A retrospective cohort study was conducted on patients with MDR/XDR P. aeruginosa infections treated with CAZ-AVI. The primary outcome was clinical cure by day 14, evaluated by logistic regression adjusted for the propensity score to receive CAZ-AVI as combination therapy. Secondary outcomes were 30-day all-cause mortality, 90-day recurrence, emerging CAZ-AVI resistance, and safety of therapy.

Results

Sixty-one first episodes of MDR/XDR P. aeruginosa infection were included. The most common source was lower respiratory tract infection (34.4%), 14.8% episodes developed bloodstream infection and 50.8% had sepsis at presentation. Ceftazidime-avibactam therapy was initiated at a median of 7.0 (interquartile range [IQR]: 3.5-12.0) days from symptom onset; it was used as combined therapy in 29 (47.5%) episodes. Clinical cure rate by day 14 was 54.1% and predictors of response were days to source control (adjusted odds ratio [aOR]: 0.84; 95% confidence interval [CI]: 0.72-0.98; P = 0.024), days until the initiation of CAZ-AVI therapy (aOR: 0.65; 95% CI: 0.49-0.86; P = 0.003), age (aOR: 1.07; 95% CI: 0.99-1.15; P = 0.066) and CAZ-AVI combination therapy (aOR: 0.02; 95% CI: 0.01-0.38; P = 0.009). Rates of 30-day all-cause mortality and 90-day recurrence were 13.1% and 12.5%, respectively. Emergence of drug resistance to CAZ-AVI was not detected. Treatment-related adverse events occurred in three episodes (4.9%).

Conclusions

CAZ-AVI constitutes a valid alternative for the treatment of infections due to MDR/XDR P. aeruginosa.

Introduction

Infections due to multidrug-resistant (MDR) and extensively drug-resistant (XDR) Pseudomonas aeruginosa (P. aeruginosa) constitute an emerging health problem, with high related mortality rates observed (30–50%) [1]. Most European countries report rates > 10% for combined resistance to ≥ 3 antimicrobial groups under surveillance (i.e. piperacillin/tazobactam, ceftazidime, carbapenems, fluoroquinolones and aminoglycosides) [2]. Patients suffering infections due to MDR/XDR P. aeruginosa are at an increased risk of receiving inadequate initial antimicrobial therapy and have poorer outcomes compared with those with susceptible strains [3,4]. Furthermore, targeted therapies for MDR/XDR isolates usually include agents as polymyxins, which are considered to be less effective and with a poorer safety profile [5].

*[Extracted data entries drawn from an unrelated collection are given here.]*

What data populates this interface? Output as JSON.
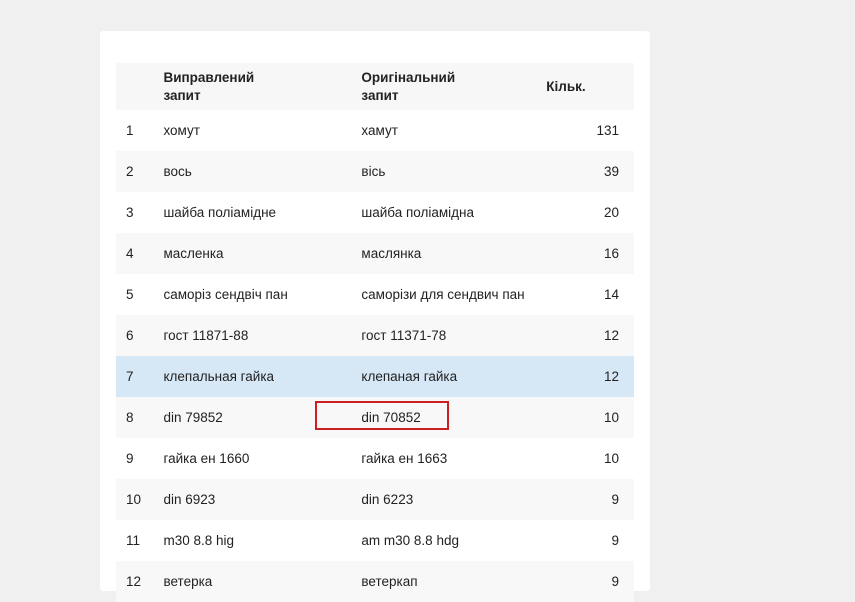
{
  "table": {
    "headers": {
      "corrected": "Виправлений запит",
      "original": "Оригінальний запит",
      "count": "Кільк."
    },
    "rows": [
      {
        "num": "1",
        "corrected": "хомут",
        "original": "хамут",
        "count": "131"
      },
      {
        "num": "2",
        "corrected": "вось",
        "original": "вісь",
        "count": "39"
      },
      {
        "num": "3",
        "corrected": "шайба поліамідне",
        "original": "шайба поліамідна",
        "count": "20"
      },
      {
        "num": "4",
        "corrected": "масленка",
        "original": "маслянка",
        "count": "16"
      },
      {
        "num": "5",
        "corrected": "саморіз сендвіч пан",
        "original": "саморізи для сендвич пан",
        "count": "14"
      },
      {
        "num": "6",
        "corrected": "гост 11871-88",
        "original": "гост 11371-78",
        "count": "12"
      },
      {
        "num": "7",
        "corrected": "клепальная гайка",
        "original": "клепаная гайка",
        "count": "12",
        "selected": true
      },
      {
        "num": "8",
        "corrected": "din 79852",
        "original": "din 70852",
        "count": "10",
        "highlighted": true
      },
      {
        "num": "9",
        "corrected": "гайка ен 1660",
        "original": "гайка ен 1663",
        "count": "10"
      },
      {
        "num": "10",
        "corrected": "din 6923",
        "original": "din 6223",
        "count": "9"
      },
      {
        "num": "11",
        "corrected": "m30 8.8 hig",
        "original": "am m30 8.8 hdg",
        "count": "9"
      },
      {
        "num": "12",
        "corrected": "ветерка",
        "original": "ветеркап",
        "count": "9"
      }
    ]
  },
  "colors": {
    "selected_row": "#d6e7f6",
    "highlight_border": "#cc1f1f"
  }
}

Ceftazidime is a third-generation cephalosporin active against Enterobacterales and Pseudomonas spp. Avibactam is a new synthetic β-lactamase inhibitor with potent activity against class A (including extended-spectrum β-lactamases [ESBLs] and KPC-type carbapenemases), class C and some class D (including OXA-48-type) enzymes, although it lacks activity against metallo-β-lactamases (MBLs) [6,7]. Ceftazidime-avibactam (CAZ-AVI) may show activity against isolates producing class A carbapenemases that generally inactivate other broad-spectrum antipseudomonal agents such as ceftolozane-tazobactam (CEF-TAZ) [8]. This family of carbapenemases has been observed in P. aeruginosa isolates worldwide, but is most commonly found in Latin American and European countries, with some studies reporting prevalence rates up to 11% among imipenem-resistant strains [9]. In this way, depending on the underlying resistance mechanisms, CAZ-AVI could be the best option for some MDR/XDR P. aeruginosa strains, such as those harbouring class A carbapenemases (GES enzymes) or combinations of certain ESBLs with loss of the OprD porin [5].

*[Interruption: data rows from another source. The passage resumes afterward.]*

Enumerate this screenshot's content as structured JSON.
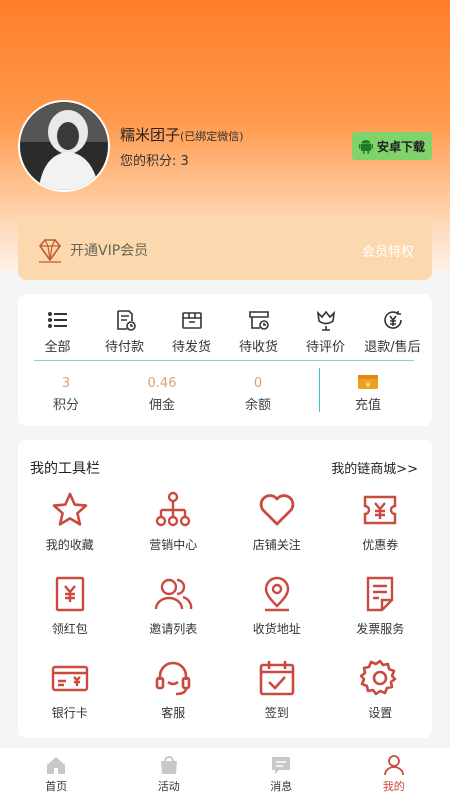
{
  "profile": {
    "name": "糯米团子",
    "bound_note": "(已绑定微信)",
    "points_label": "您的积分: 3",
    "download_label": "安卓下载"
  },
  "vip": {
    "open_label": "开通VIP会员",
    "privilege_label": "会员特权"
  },
  "orders": {
    "items": [
      {
        "label": "全部",
        "icon": "list-icon"
      },
      {
        "label": "待付款",
        "icon": "payment-pending-icon"
      },
      {
        "label": "待发货",
        "icon": "box-icon"
      },
      {
        "label": "待收货",
        "icon": "receive-icon"
      },
      {
        "label": "待评价",
        "icon": "review-icon"
      },
      {
        "label": "退款/售后",
        "icon": "refund-icon"
      }
    ]
  },
  "stats": {
    "points": {
      "value": "3",
      "label": "积分"
    },
    "commission": {
      "value": "0.46",
      "label": "佣金"
    },
    "balance": {
      "value": "0",
      "label": "余额"
    },
    "recharge_label": "充值"
  },
  "tools": {
    "title": "我的工具栏",
    "mall_link": "我的链商城>>",
    "items": [
      {
        "label": "我的收藏",
        "icon": "star-icon"
      },
      {
        "label": "营销中心",
        "icon": "network-icon"
      },
      {
        "label": "店铺关注",
        "icon": "heart-icon"
      },
      {
        "label": "优惠券",
        "icon": "coupon-icon"
      },
      {
        "label": "领红包",
        "icon": "red-envelope-icon"
      },
      {
        "label": "邀请列表",
        "icon": "users-icon"
      },
      {
        "label": "收货地址",
        "icon": "location-icon"
      },
      {
        "label": "发票服务",
        "icon": "invoice-icon"
      },
      {
        "label": "银行卡",
        "icon": "bank-card-icon"
      },
      {
        "label": "客服",
        "icon": "headset-icon"
      },
      {
        "label": "签到",
        "icon": "calendar-check-icon"
      },
      {
        "label": "设置",
        "icon": "gear-icon"
      }
    ]
  },
  "tabbar": {
    "items": [
      {
        "label": "首页",
        "icon": "home-icon"
      },
      {
        "label": "活动",
        "icon": "bag-icon"
      },
      {
        "label": "消息",
        "icon": "message-icon"
      },
      {
        "label": "我的",
        "icon": "user-icon",
        "active": true
      }
    ]
  },
  "colors": {
    "accent": "#c94a3e",
    "header_orange": "#ff7e2a",
    "android_green": "#7fd36a",
    "divider_teal": "#3cc7c7"
  }
}
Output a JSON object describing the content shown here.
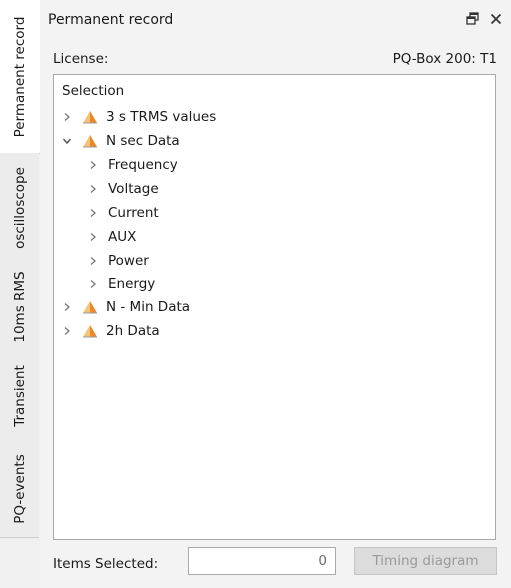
{
  "tabs": [
    {
      "label": "Permanent record",
      "active": true
    },
    {
      "label": "oscilloscope",
      "active": false
    },
    {
      "label": "10ms RMS",
      "active": false
    },
    {
      "label": "Transient",
      "active": false
    },
    {
      "label": "PQ-events",
      "active": false
    }
  ],
  "panel": {
    "title": "Permanent record",
    "icons": {
      "float": "float-window-icon",
      "close": "close-icon"
    }
  },
  "license": {
    "label": "License:",
    "value": "PQ-Box 200: T1"
  },
  "tree": {
    "header": "Selection",
    "nodes": [
      {
        "label": "3 s TRMS values",
        "expanded": false,
        "icon": "orange-triangle-icon"
      },
      {
        "label": "N sec Data",
        "expanded": true,
        "icon": "orange-triangle-icon",
        "children": [
          "Frequency",
          "Voltage",
          "Current",
          "AUX",
          "Power",
          "Energy"
        ]
      },
      {
        "label": "N - Min Data",
        "expanded": false,
        "icon": "orange-triangle-icon"
      },
      {
        "label": "2h Data",
        "expanded": false,
        "icon": "orange-triangle-icon"
      }
    ]
  },
  "footer": {
    "items_selected_label": "Items Selected:",
    "items_selected_value": "0",
    "timing_button": "Timing diagram"
  },
  "colors": {
    "accent_orange": "#e8892c",
    "accent_light": "#f6c27a"
  }
}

Several in vitro studies have shown that CAZ-AVI displays good activity against a high proportion of MDR/XDR P. aeruginosa strains [10], [11], [12], [13], [14], [15], [16]. Unfortunately, data on the clinical efficacy in this specific setting are scarce because the pivotal clinical trials have included a low number of these infections [17], [18], [19], [20]. Conducting clinical trials to evaluate the optimal therapeutic approach to MDR/XDR Gram-negative bacilli is hampered by the relatively low incidence of these events, heterogeneity of resistance mechanisms involved (particularly in the case of P. aeruginosa) and targeted patient populations (in terms of predisposing factors, immune status, clinical severity or pharmacodynamic parameters), impact of empirical therapies administered prior to study entry, and difficulty in defining and operationalising study outcomes (i.e. clinical response or attributable mortality in critically ill patients exposed to concurrent or subsequent infections due to other pathogens). In fact, most of the reported studies on the effectiveness and safety of CAZ-AVI in clinical practice are focused on the treatment of carbapenemase-producing Enterobacterales [21], [22], [23], with few studies including patients with MDR/XDR P. aeruginosa [24], [25], [26].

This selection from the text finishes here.